17. The lock assembly of claim 12 wherein the door defines interior and exterior areas, and wherein said lock assembly further comprises an interior directional antenna coupled to said lock wireless communications circuitry and directed toward the interior area, and an exterior directional antenna coupled to said lock wireless communications circuitry and directed toward the exterior area.

18. The lock assembly of claim 14 further comprising a third sensor coupled to said lock controller and having a third sensing range between the first and second sensing ranges.
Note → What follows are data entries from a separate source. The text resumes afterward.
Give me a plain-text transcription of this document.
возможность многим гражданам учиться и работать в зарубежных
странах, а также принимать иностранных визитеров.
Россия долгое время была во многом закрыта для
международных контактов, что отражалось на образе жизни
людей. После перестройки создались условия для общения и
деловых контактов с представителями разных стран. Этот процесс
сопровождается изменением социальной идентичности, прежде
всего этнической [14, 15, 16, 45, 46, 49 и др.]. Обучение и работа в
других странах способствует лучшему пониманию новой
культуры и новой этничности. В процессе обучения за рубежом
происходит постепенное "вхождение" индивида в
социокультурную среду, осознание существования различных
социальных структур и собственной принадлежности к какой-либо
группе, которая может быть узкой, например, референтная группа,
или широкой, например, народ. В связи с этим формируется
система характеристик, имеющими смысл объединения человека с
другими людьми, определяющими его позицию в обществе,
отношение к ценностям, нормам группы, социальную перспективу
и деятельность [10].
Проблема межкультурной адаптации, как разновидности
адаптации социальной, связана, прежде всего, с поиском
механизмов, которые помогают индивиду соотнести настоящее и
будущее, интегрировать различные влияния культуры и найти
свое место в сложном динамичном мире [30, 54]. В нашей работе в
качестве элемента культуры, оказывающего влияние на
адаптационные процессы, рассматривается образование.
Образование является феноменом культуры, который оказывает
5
19. A method of using a wireless access control system for a door, the wireless access control system comprising a lock assembly carried by the door and comprising a lock switchable between an unlocked position and a locked position, lock wireless communications circuitry, a first sensor having a first sensing range, a second sensor having a second sensing range less than the first distance, and a lock controller coupled to the lock, the lock wireless communications circuitry, the first sensor, and the second sensor, the method comprising:

using the lock controller to

perform an authentication of a remote access device remote from the lock, via the lock wireless communications circuitry and the remote access wireless communications circuitry, when a user approaches the door within the first sensing range, and

switch the lock from the locked position to the unlocked position based upon the authentication and when the user further approaches the door within the second sensing range.

20. The method of claim 19 wherein the second sensor comprises a proximity-based touch sensor.

21. The method of claim 19 wherein the second sensor comprises a physical touch sensor.

22. The method of claim 19 wherein the lock assembly comprises a visual indicator coupled to the lock controller; and wherein the lock controller is used to selectively operate the visual indicator based upon the first sensor.

23. The method of claim 19 wherein the lock assembly comprises a visual indicator coupled to the lock controller; and wherein the lock controller is used to selectively operate the visual indicator based upon whether the lock is in the locked or unlocked position.

24. The method of claim 19 wherein the lock assembly further comprises a third sensor coupled to the lock controller and having a third sensing range between the first and second sensing ranges.